The ancient convent recipe

Below, the original conventual recipe of the cuccìa, as reported by Maria Oliveri in the volume The secrets of the cloister. Stories and recipes of the monasteries of Palermo.

Ingredients

500 g wheat, a pinch of salt, 1.5 kg fresh sheep's milk ricotta, 450 g caster sugar, 300 g angel hair, 150 g dark chocolate (in drops or pieces), chopped pistachios q.b., cinnamon powder q.b.

Method

Put the wheat in water for three days before preparing the kennel, changing the water every day.
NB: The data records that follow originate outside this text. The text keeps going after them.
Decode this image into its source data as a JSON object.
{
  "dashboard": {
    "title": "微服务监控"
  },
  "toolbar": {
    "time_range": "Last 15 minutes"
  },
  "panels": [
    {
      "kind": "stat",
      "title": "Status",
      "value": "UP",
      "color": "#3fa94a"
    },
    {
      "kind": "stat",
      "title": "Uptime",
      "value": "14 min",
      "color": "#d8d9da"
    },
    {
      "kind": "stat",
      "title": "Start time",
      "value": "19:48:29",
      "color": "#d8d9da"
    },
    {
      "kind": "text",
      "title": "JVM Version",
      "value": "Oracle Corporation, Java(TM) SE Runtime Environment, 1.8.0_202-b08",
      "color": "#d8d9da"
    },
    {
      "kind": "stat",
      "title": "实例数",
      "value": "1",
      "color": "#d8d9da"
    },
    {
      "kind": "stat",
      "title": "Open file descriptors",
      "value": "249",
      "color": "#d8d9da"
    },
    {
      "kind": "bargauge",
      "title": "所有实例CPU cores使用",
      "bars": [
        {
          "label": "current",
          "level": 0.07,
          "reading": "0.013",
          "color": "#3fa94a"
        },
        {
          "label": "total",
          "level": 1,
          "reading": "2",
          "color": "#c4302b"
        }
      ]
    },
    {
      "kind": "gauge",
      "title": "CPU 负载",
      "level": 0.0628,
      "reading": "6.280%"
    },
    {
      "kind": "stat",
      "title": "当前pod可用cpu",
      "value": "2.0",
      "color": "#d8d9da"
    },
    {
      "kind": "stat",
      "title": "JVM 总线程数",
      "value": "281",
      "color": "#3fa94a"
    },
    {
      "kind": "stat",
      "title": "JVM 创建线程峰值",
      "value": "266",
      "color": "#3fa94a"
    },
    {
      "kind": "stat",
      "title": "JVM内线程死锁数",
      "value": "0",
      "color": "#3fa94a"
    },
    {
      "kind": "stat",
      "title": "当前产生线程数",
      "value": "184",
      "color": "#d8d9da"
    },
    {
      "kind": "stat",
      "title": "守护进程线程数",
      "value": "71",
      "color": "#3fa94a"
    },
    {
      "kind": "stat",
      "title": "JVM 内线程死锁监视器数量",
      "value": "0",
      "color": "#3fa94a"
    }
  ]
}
Drain the wheat and place it in a pan, covering it with water and adding a pinch of salt. Cook for 6-8 hours at very low heat, leaving it to rest in the cooking water, covered with a lid, overnight. Separately, to prepare the cream, whisk the ricotta, previously sieved, with the sugar in a rather large bowl. Add the angel hair cut into small pieces and drops of dark chocolate. Drain the cold wheat well and add to the cream, mixing the mixture. Serve in small bowls, sprinkling with cinnamon powder, or chopped pistachios or dark chocolate or diavolini.

The 6 pastry shops where to eat, on Saint Lucia's day (December 13th), the best cuccìa in Palermo

• The Secrets of the Cloister (Monastero Santa Caterina) – Piazza Bellini
• Pasticceria Costa – via Maqueda 174
• Pasticceria Oscar 1965 – via Migliaccio 39
• Pasticceria Cappello – via Colonna Rotta 68
• Pasticceria Magrì – via Isidoro Carini 42
• Antico Caffè Spinnato – via Principe di Belmonte 107

Photo: Ornella Daricello and Salvatore Spatafora.